Irkçıların son eylemi geçen hafta İzmir’de yaşandı. Suriyeli kadınlar ve çocuklar otobüste sözlü ve fiziksel saldırıya uğradı. Saldırı, mağdurlar otobüsten ininceye kadar devam etti. Bazı siyasi partiler ve çevreler mülteci düşmanlığını yalan haberler, asılsız iddialarla sistematik olarak artırıyor. Ancak özellikle Suriyeli mülteciler hedef gösterilirken dini değerlerin aşağılanması niyetin farklı olduğunu ortaya koyuyor. Sığınmacıların sorunlarıyla yakından ilgilenen Yasin Aktay, “Aslında bu İslamofobinin başka bir kılıfa girmiş şekli” yorumunu yapıyor.
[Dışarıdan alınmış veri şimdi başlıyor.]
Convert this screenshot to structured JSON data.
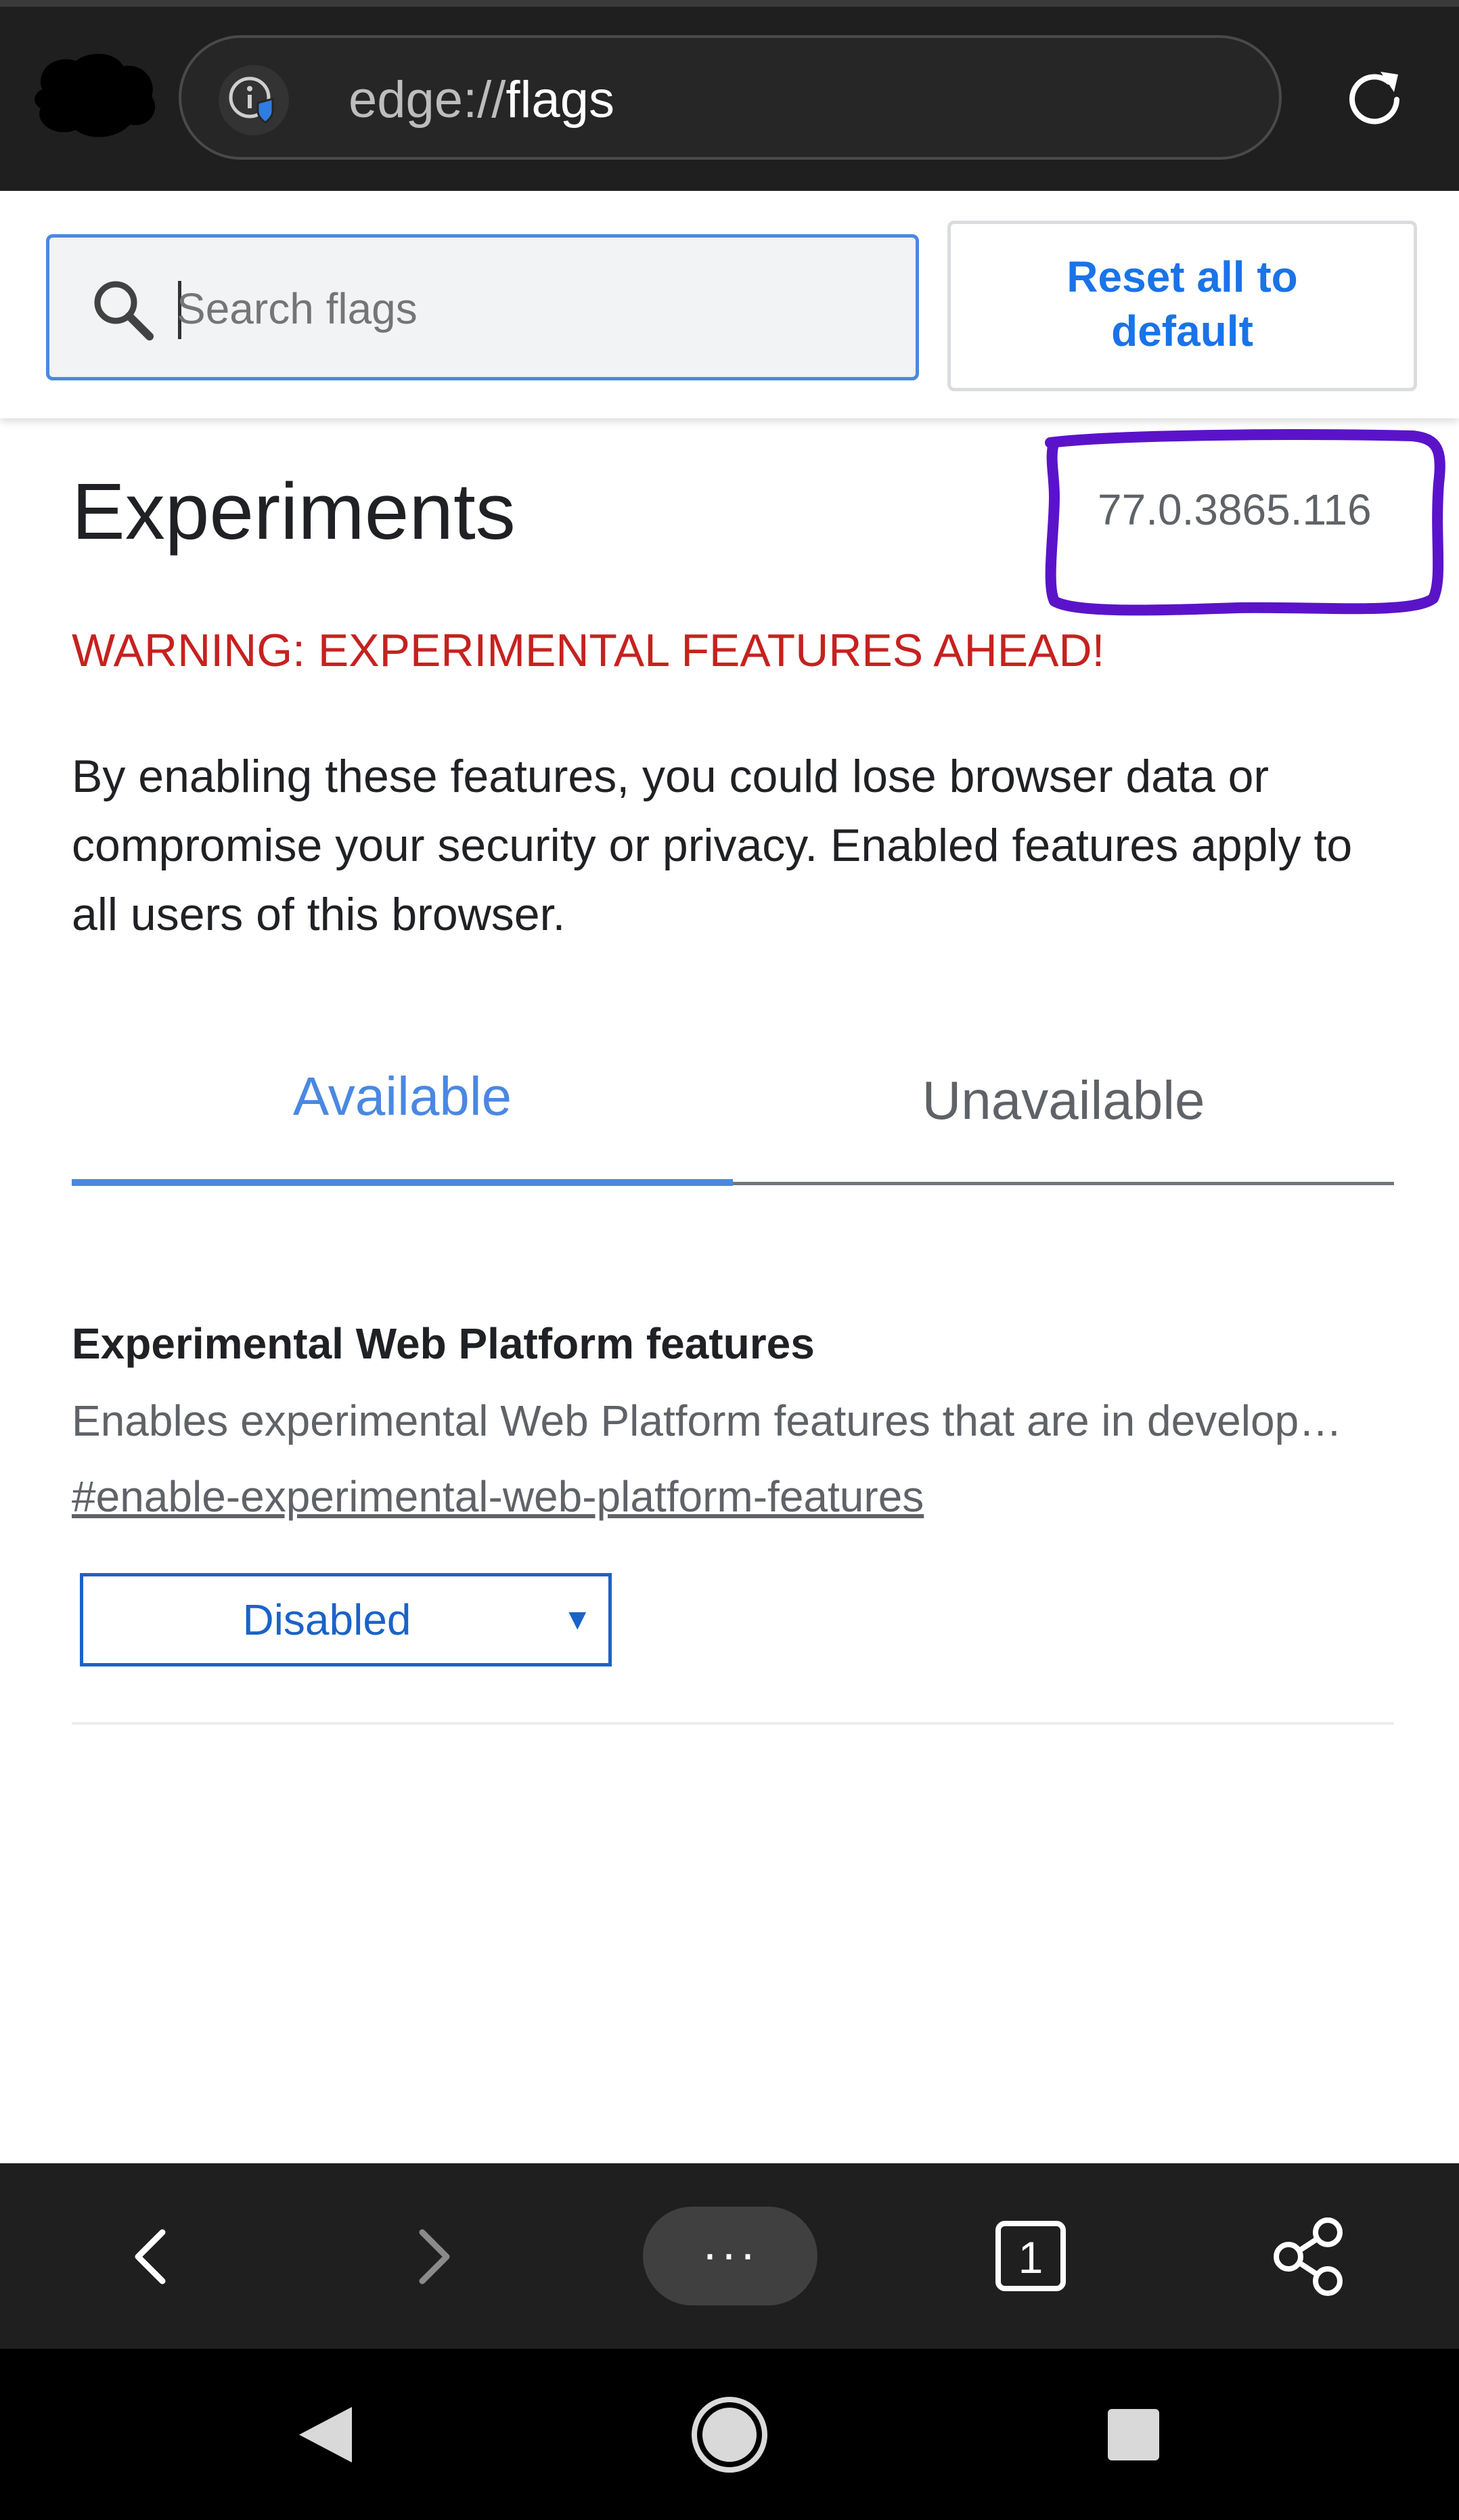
{
  "browser": {
    "url_scheme": "edge://",
    "url_path": "flags"
  },
  "header": {
    "search_placeholder": "Search flags",
    "reset_label": "Reset all to default"
  },
  "main": {
    "title": "Experiments",
    "version": "77.0.3865.116",
    "warning": "WARNING: EXPERIMENTAL FEATURES AHEAD!",
    "description": "By enabling these features, you could lose browser data or compromise your security or privacy. Enabled features apply to all users of this browser.",
    "tabs": [
      {
        "label": "Available",
        "selected": true
      },
      {
        "label": "Unavailable",
        "selected": false
      }
    ]
  },
  "flags": [
    {
      "title": "Experimental Web Platform features",
      "description": "Enables experimental Web Platform features that are in development.",
      "link": "#enable-experimental-web-platform-features",
      "value": "Disabled"
    }
  ],
  "toolbar": {
    "more_label": "···",
    "tab_count": "1"
  },
  "colors": {
    "accent": "#4a88e0",
    "warning": "#c5221f",
    "annotation": "#5b13c9",
    "bar_bg": "#1f1f1f"
  },
  "icons": [
    "site-info-icon",
    "reload-icon",
    "search-icon",
    "back-arrow-icon",
    "forward-arrow-icon",
    "more-icon",
    "tabs-icon",
    "share-icon",
    "nav-back-icon",
    "nav-home-icon",
    "nav-recents-icon"
  ]
}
Son dönemde Türkiye’de başta Suriyeliler olmak üzere göçmen karşıtı söylemler yalan haber, iftira, propaganda ve hatta şiddete varan eylemlere dönüştü. Bir takım siyasi gruplar tarafından köpürtülen göçmen karşıtlığı ve ırkçılığın altında çoğu zaman İslam düşmanlığı da yer alıyor.
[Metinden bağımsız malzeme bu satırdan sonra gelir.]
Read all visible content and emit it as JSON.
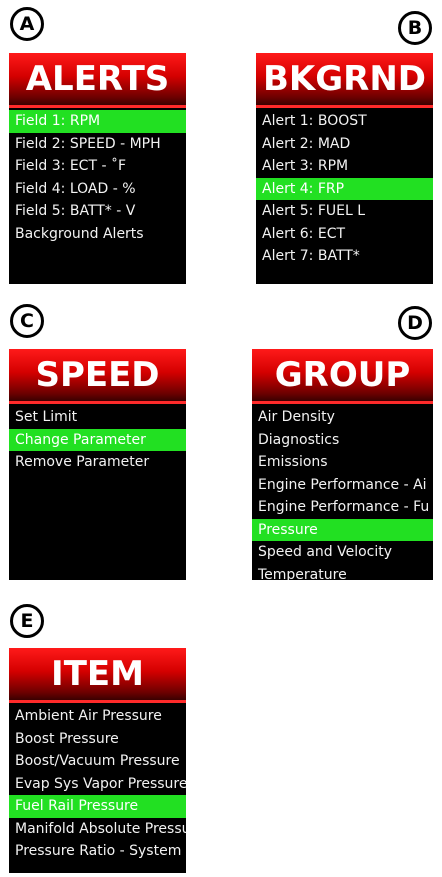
{
  "panels": {
    "A": {
      "badge": "A",
      "title": "ALERTS",
      "items": [
        "Field 1: RPM",
        "Field 2: SPEED  -  MPH",
        "Field 3: ECT    -  ˚F",
        "Field 4: LOAD  -  %",
        "Field 5: BATT*  -  V",
        "Background Alerts"
      ],
      "selected_index": 0
    },
    "B": {
      "badge": "B",
      "title": "BKGRND",
      "items": [
        "Alert 1: BOOST",
        "Alert 2: MAD",
        "Alert 3: RPM",
        "Alert 4: FRP",
        "Alert 5: FUEL L",
        "Alert 6: ECT",
        "Alert 7: BATT*"
      ],
      "selected_index": 3
    },
    "C": {
      "badge": "C",
      "title": "SPEED",
      "items": [
        "Set Limit",
        "Change Parameter",
        "Remove Parameter"
      ],
      "selected_index": 1
    },
    "D": {
      "badge": "D",
      "title": "GROUP",
      "items": [
        "Air Density",
        "Diagnostics",
        "Emissions",
        "Engine Performance - Ai",
        "Engine Performance - Fu",
        "Pressure",
        "Speed and Velocity",
        "Temperature"
      ],
      "selected_index": 5
    },
    "E": {
      "badge": "E",
      "title": "ITEM",
      "items": [
        "Ambient Air Pressure",
        "Boost Pressure",
        "Boost/Vacuum Pressure",
        "Evap Sys Vapor Pressure",
        "Fuel Rail Pressure",
        "Manifold Absolute Pressu",
        "Pressure Ratio - System"
      ],
      "selected_index": 4
    }
  },
  "colors": {
    "screen_bg": "#000000",
    "header_red": "#d40000",
    "selected_green": "#22e022",
    "text": "#f2f2f2"
  }
}
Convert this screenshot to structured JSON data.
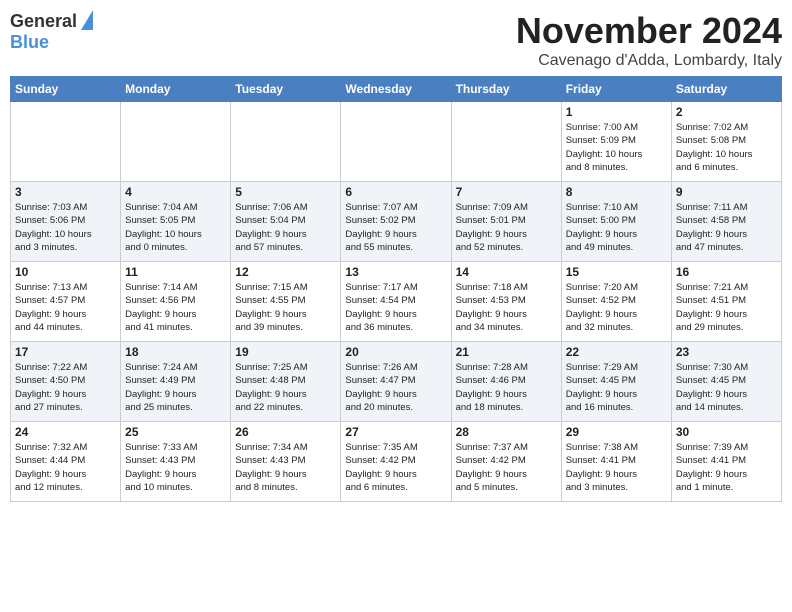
{
  "header": {
    "logo_general": "General",
    "logo_blue": "Blue",
    "month_title": "November 2024",
    "location": "Cavenago d'Adda, Lombardy, Italy"
  },
  "days_of_week": [
    "Sunday",
    "Monday",
    "Tuesday",
    "Wednesday",
    "Thursday",
    "Friday",
    "Saturday"
  ],
  "weeks": [
    [
      {
        "day": "",
        "info": ""
      },
      {
        "day": "",
        "info": ""
      },
      {
        "day": "",
        "info": ""
      },
      {
        "day": "",
        "info": ""
      },
      {
        "day": "",
        "info": ""
      },
      {
        "day": "1",
        "info": "Sunrise: 7:00 AM\nSunset: 5:09 PM\nDaylight: 10 hours\nand 8 minutes."
      },
      {
        "day": "2",
        "info": "Sunrise: 7:02 AM\nSunset: 5:08 PM\nDaylight: 10 hours\nand 6 minutes."
      }
    ],
    [
      {
        "day": "3",
        "info": "Sunrise: 7:03 AM\nSunset: 5:06 PM\nDaylight: 10 hours\nand 3 minutes."
      },
      {
        "day": "4",
        "info": "Sunrise: 7:04 AM\nSunset: 5:05 PM\nDaylight: 10 hours\nand 0 minutes."
      },
      {
        "day": "5",
        "info": "Sunrise: 7:06 AM\nSunset: 5:04 PM\nDaylight: 9 hours\nand 57 minutes."
      },
      {
        "day": "6",
        "info": "Sunrise: 7:07 AM\nSunset: 5:02 PM\nDaylight: 9 hours\nand 55 minutes."
      },
      {
        "day": "7",
        "info": "Sunrise: 7:09 AM\nSunset: 5:01 PM\nDaylight: 9 hours\nand 52 minutes."
      },
      {
        "day": "8",
        "info": "Sunrise: 7:10 AM\nSunset: 5:00 PM\nDaylight: 9 hours\nand 49 minutes."
      },
      {
        "day": "9",
        "info": "Sunrise: 7:11 AM\nSunset: 4:58 PM\nDaylight: 9 hours\nand 47 minutes."
      }
    ],
    [
      {
        "day": "10",
        "info": "Sunrise: 7:13 AM\nSunset: 4:57 PM\nDaylight: 9 hours\nand 44 minutes."
      },
      {
        "day": "11",
        "info": "Sunrise: 7:14 AM\nSunset: 4:56 PM\nDaylight: 9 hours\nand 41 minutes."
      },
      {
        "day": "12",
        "info": "Sunrise: 7:15 AM\nSunset: 4:55 PM\nDaylight: 9 hours\nand 39 minutes."
      },
      {
        "day": "13",
        "info": "Sunrise: 7:17 AM\nSunset: 4:54 PM\nDaylight: 9 hours\nand 36 minutes."
      },
      {
        "day": "14",
        "info": "Sunrise: 7:18 AM\nSunset: 4:53 PM\nDaylight: 9 hours\nand 34 minutes."
      },
      {
        "day": "15",
        "info": "Sunrise: 7:20 AM\nSunset: 4:52 PM\nDaylight: 9 hours\nand 32 minutes."
      },
      {
        "day": "16",
        "info": "Sunrise: 7:21 AM\nSunset: 4:51 PM\nDaylight: 9 hours\nand 29 minutes."
      }
    ],
    [
      {
        "day": "17",
        "info": "Sunrise: 7:22 AM\nSunset: 4:50 PM\nDaylight: 9 hours\nand 27 minutes."
      },
      {
        "day": "18",
        "info": "Sunrise: 7:24 AM\nSunset: 4:49 PM\nDaylight: 9 hours\nand 25 minutes."
      },
      {
        "day": "19",
        "info": "Sunrise: 7:25 AM\nSunset: 4:48 PM\nDaylight: 9 hours\nand 22 minutes."
      },
      {
        "day": "20",
        "info": "Sunrise: 7:26 AM\nSunset: 4:47 PM\nDaylight: 9 hours\nand 20 minutes."
      },
      {
        "day": "21",
        "info": "Sunrise: 7:28 AM\nSunset: 4:46 PM\nDaylight: 9 hours\nand 18 minutes."
      },
      {
        "day": "22",
        "info": "Sunrise: 7:29 AM\nSunset: 4:45 PM\nDaylight: 9 hours\nand 16 minutes."
      },
      {
        "day": "23",
        "info": "Sunrise: 7:30 AM\nSunset: 4:45 PM\nDaylight: 9 hours\nand 14 minutes."
      }
    ],
    [
      {
        "day": "24",
        "info": "Sunrise: 7:32 AM\nSunset: 4:44 PM\nDaylight: 9 hours\nand 12 minutes."
      },
      {
        "day": "25",
        "info": "Sunrise: 7:33 AM\nSunset: 4:43 PM\nDaylight: 9 hours\nand 10 minutes."
      },
      {
        "day": "26",
        "info": "Sunrise: 7:34 AM\nSunset: 4:43 PM\nDaylight: 9 hours\nand 8 minutes."
      },
      {
        "day": "27",
        "info": "Sunrise: 7:35 AM\nSunset: 4:42 PM\nDaylight: 9 hours\nand 6 minutes."
      },
      {
        "day": "28",
        "info": "Sunrise: 7:37 AM\nSunset: 4:42 PM\nDaylight: 9 hours\nand 5 minutes."
      },
      {
        "day": "29",
        "info": "Sunrise: 7:38 AM\nSunset: 4:41 PM\nDaylight: 9 hours\nand 3 minutes."
      },
      {
        "day": "30",
        "info": "Sunrise: 7:39 AM\nSunset: 4:41 PM\nDaylight: 9 hours\nand 1 minute."
      }
    ]
  ]
}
İSLAMOFOBİNİN BAŞKA BİR HALİ
Göçmen karşıtlığı adı altında milliyetçilik yaptıklarını öne sürerek halkın kılcal damarlarına dokunan gruplar, öyle bir noktaya ulaştı ki silahlı çatışma ve iç savaş tehdidinde dahi bulunmaya başladı. Türkiye’de beli bir kesimde sistematik olarak yürütülen nefret suçu olduğunu savunan AK Parti eski milletvekili, yazar Yasin Aktay, “Bir kampanya yürütülüyor ve bu bilinçli bir kampanya. Bunun suç boyutunu görmezden gelmek mümkün değildir. Aslında buna suçla mücadele şeklinde yaklaşmak lazım. Dikkat ederseniz bu olay sadece göçmenlerle ilgili değil ırkla ilgili. Suriyeliler şeytanlaştırılıyor. Büyük resimde ise Arap kavmi hor görülüyor. Onun da altını biraz kazıdığınız zaman karşınıza İslamofobi çıkıyor. Aslında bu İslamofobinin başka bir kılıfa girmiş şekli” dedi.
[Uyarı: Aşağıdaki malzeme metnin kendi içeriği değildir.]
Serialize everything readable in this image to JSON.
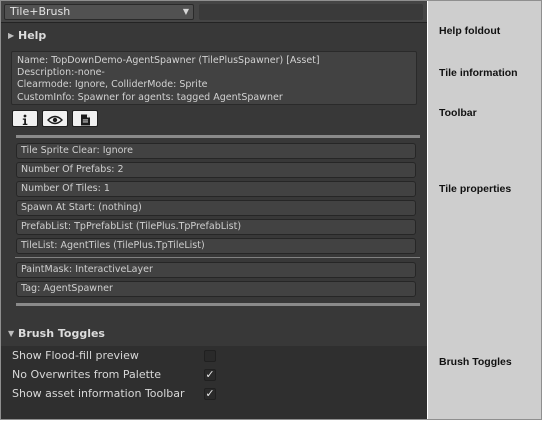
{
  "header": {
    "brush_selector": "Tile+Brush"
  },
  "help": {
    "label": "Help"
  },
  "tile_info": {
    "lines": [
      "Name: TopDownDemo-AgentSpawner (TilePlusSpawner) [Asset]",
      "Description:-none-",
      "Clearmode: Ignore, ColliderMode: Sprite",
      "CustomInfo: Spawner for agents: tagged AgentSpawner"
    ]
  },
  "toolbar": {
    "buttons": [
      {
        "icon": "info-icon"
      },
      {
        "icon": "eye-icon"
      },
      {
        "icon": "document-icon"
      }
    ]
  },
  "properties": [
    "Tile Sprite Clear: Ignore",
    "Number Of Prefabs: 2",
    "Number Of Tiles: 1",
    "Spawn At Start: (nothing)",
    "PrefabList: TpPrefabList (TilePlus.TpPrefabList)",
    "TileList: AgentTiles (TilePlus.TpTileList)",
    "PaintMask: InteractiveLayer",
    "Tag: AgentSpawner"
  ],
  "brush_toggles": {
    "label": "Brush Toggles",
    "items": [
      {
        "label": "Show Flood-fill preview",
        "checked": false
      },
      {
        "label": "No Overwrites from Palette",
        "checked": true
      },
      {
        "label": "Show asset information Toolbar",
        "checked": true
      }
    ]
  },
  "annotations": {
    "help_foldout": "Help foldout",
    "tile_information": "Tile information",
    "toolbar": "Toolbar",
    "tile_properties": "Tile properties",
    "brush_toggles": "Brush Toggles"
  }
}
BEDELİNİ MÜSLÜMANLARA ÖDETİYORLAR
Aktay’a bu tarz göçmen karşıtı, ırkçı grupların İslamofobik olduğunun deşifre edilmesi ve üstlerine aldıkları kılıflardan uzaklaştırılması gerektiğini belirterek, “Çünkü bunlar İslam düşmanı olarak yaftalamaktan da kaçmaya çalışan insanlar. İslam ülkesinde, İslam düşmanı olmanın kendilerine sağlayacağı politik zararı da üstlenmeden, onun faturasını ödemeden İslam düşmanlığı yapmaya çalışıyorlar. Yani İslam düşmanlığının gerektirdiği bedeli de yine Müslümanlara ödeterek bu düşmanlığı yapmaya çalışıyorlar” değerlendirmesinde bulundu. Aktay, son dönemde artan bu ırkçı söylemlerin asıl hedefinin turizm ve ekonomi olduğuna da dikkati çekti. Arap sermayesi ve Arap turistinin Türkiye’ye değil de rakip başka ülkelere yönlenmesini sağlamaya çalışan turizm ajanları bulunduğunu söyleyen Aktay, “Sadece 2-3 aylık bir süre içerisinde ırkçı söylemlerin Türkiye’ye maliyeti hiç olmadıysa 5 milyar dolar olmuştur. Millilik adına yapıyorlar ama Türkiye’nin milli servetlerine, milli kazancına bu şekilde büyük bir zarar veriyorlar” dedi.
HALKI DÜŞMANLIĞA ALENEN TEŞVİK
Yalan haberleri üretenler ve yayanların ağır hukuki yaptırımlarla karşılaşmaması da sosyal medyadaki gizli hesaplara daha çok özgüven aşılıyor. Bu yalan haberlerle mücadele ettiklerini söyleyen Uluslararası Mülteci Hakları Derneği Başkanı Avukat Abdullah Resul Demir, “Son 3 yıldır dernek olarak mesaimizin büyük bir kısmını dezenformasyonla mücadeleye ayırdık. Amacımız, Türk Ceza Kanunu’nda bulunan halkı düşmanlığa alenen teşvik etme, adam öldürmeye teşvik edici içerik sahiplerinin acilen cezalandırılması. İnsanların birbirlerine düşman edilmesi amaçlanıyor. Bu bir suçtur. Ve bunların cezalandırılması için suç duyurusunda bulunuyoruz” ifadelerini kullandı.